Designed and implemented a dual-pipeline architecture that routes ML inference workloads to GPU or CPU based on batch size, achieving 75% cost reduction on large batches and 80% latency improvement on small requests.
The Challenge
A high-volume ML classification platform processed millions of text documents through multiple NLP models. The existing single-pipeline architecture using SageMaker Serverless couldn't efficiently serve both real-time demo requests and large enterprise batch jobs.
Our Approach
Designed a dual-pipeline system with intelligent routing based on batch size and account type.
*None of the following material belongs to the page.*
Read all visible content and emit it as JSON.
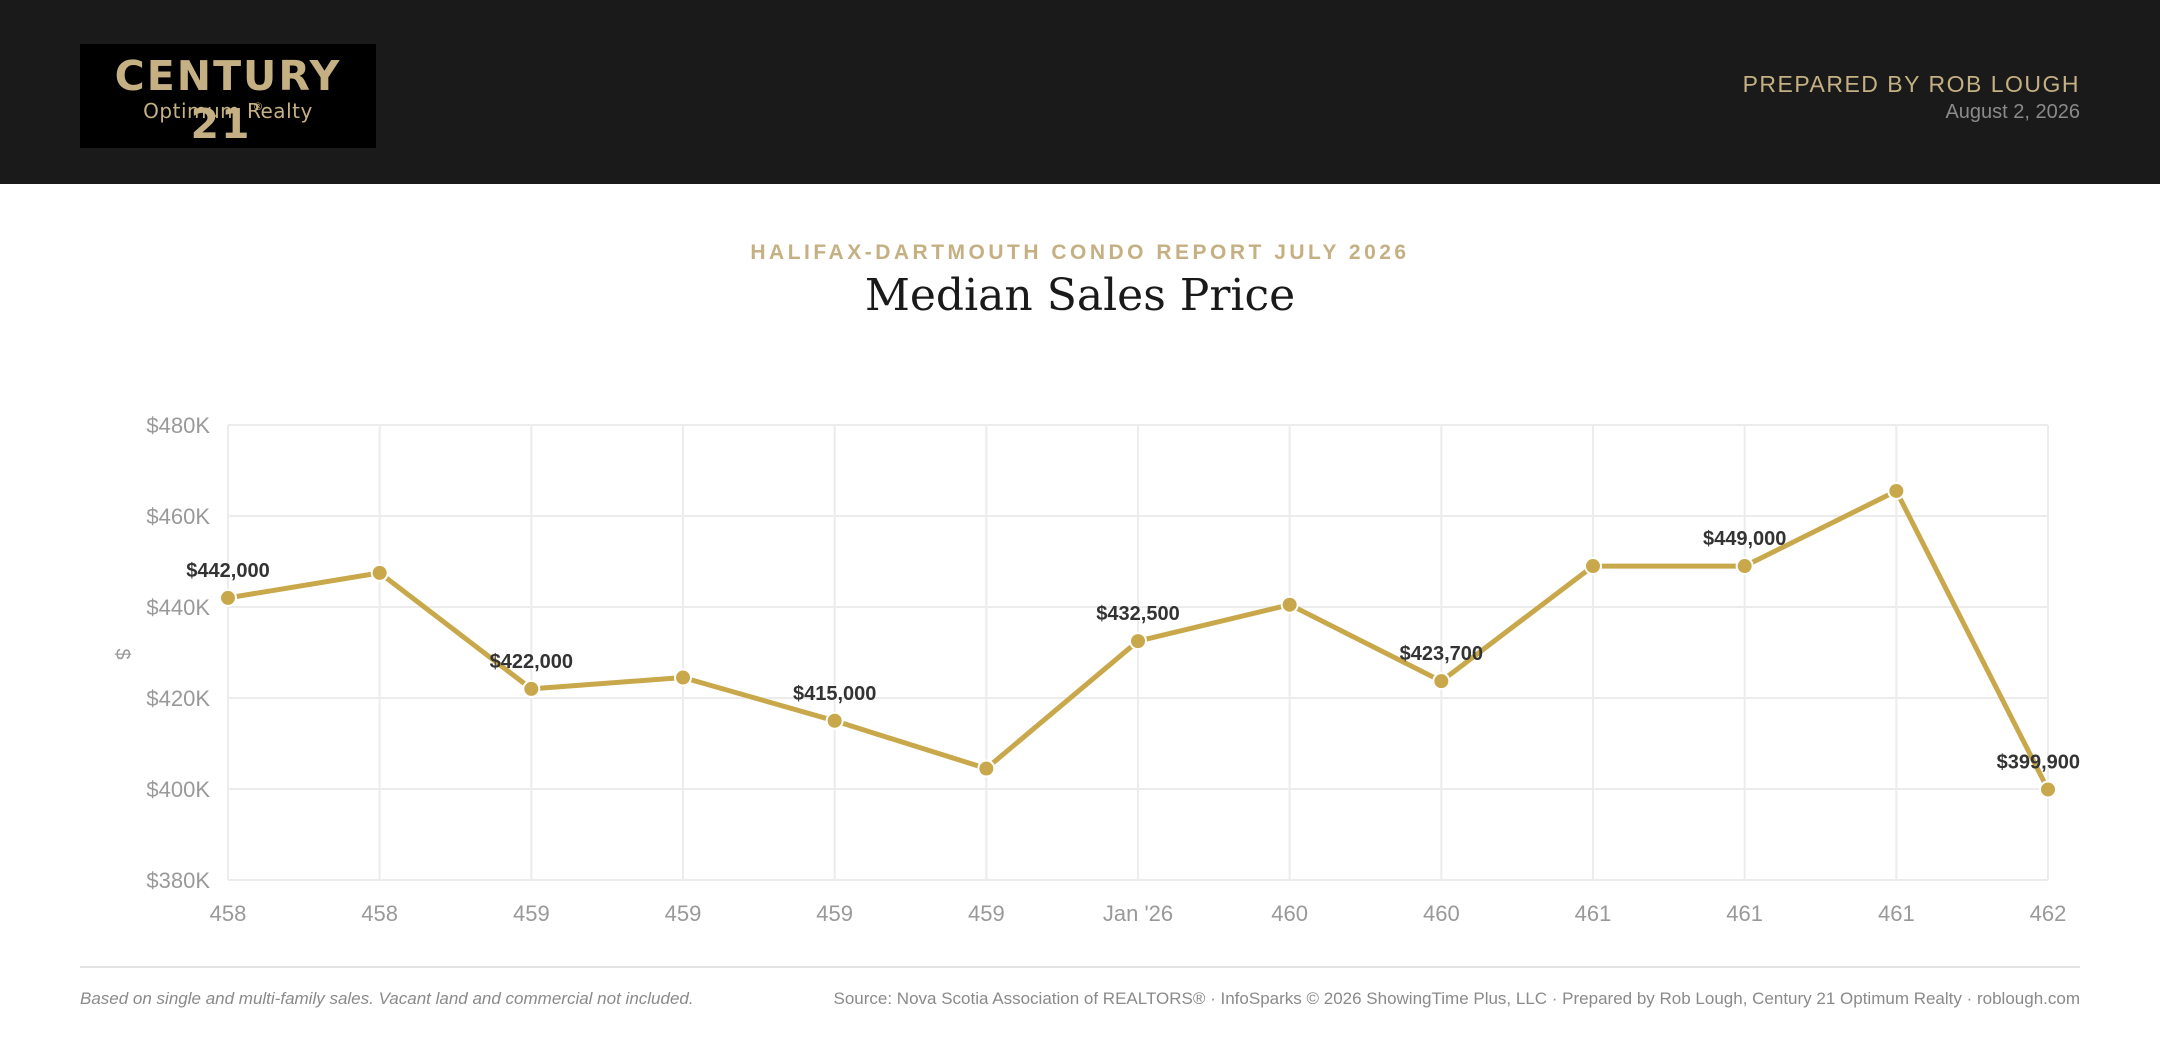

GPU pipeline handles large batches with scale-to-zero economics, while CPU pipeline provides zero cold start for small requests and demos.
Implementation Timeline
Total Duration: 8 weeks end-to-end implementation
Workload Analysis
2 weeks
- Traffic pattern analysis revealing bimodal distribution
- Cost modeling for GPU vs CPU at different batch sizes
- Latency requirements mapping by customer segment
- Threshold determination for pipeline routing
GPU Pipeline Development
2 weeks
- SageMaker Async Inference endpoint configuration
- S3-based payload handling for large batches
- CloudWatch alarm-triggered GPU scaling
- EventBridge cron jobs for idle detection and scale-down
CPU Pipeline Development
2 weeks
- SageMaker Serverless endpoint deployment
- Synchronous inference Lambda functions
- Demo and trial account fast-path routing
- Concurrency controls for downstream protection
Shared Infrastructure
2 weeks
- DynamoDB migration for high-throughput writes
- Aurora RDS setup for analytics with eventual consistency
- SQS queue architecture with dead letter queues
- CloudWatch dashboards and Slack alerting
Technical Architecture
Dual-pipeline ML inference architecture with intelligent routing, GPU scale-to-zero, and shared services for cost-optimized high-volume processing.
Results & Impact
Business Benefits
“The dual-pipeline architecture solved what seemed like an impossible problem. We now deliver sub-second responses for demos while processing enterprise batches at a fraction of the previous cost. The GPU scale-to-zero alone saves us thousands monthly.”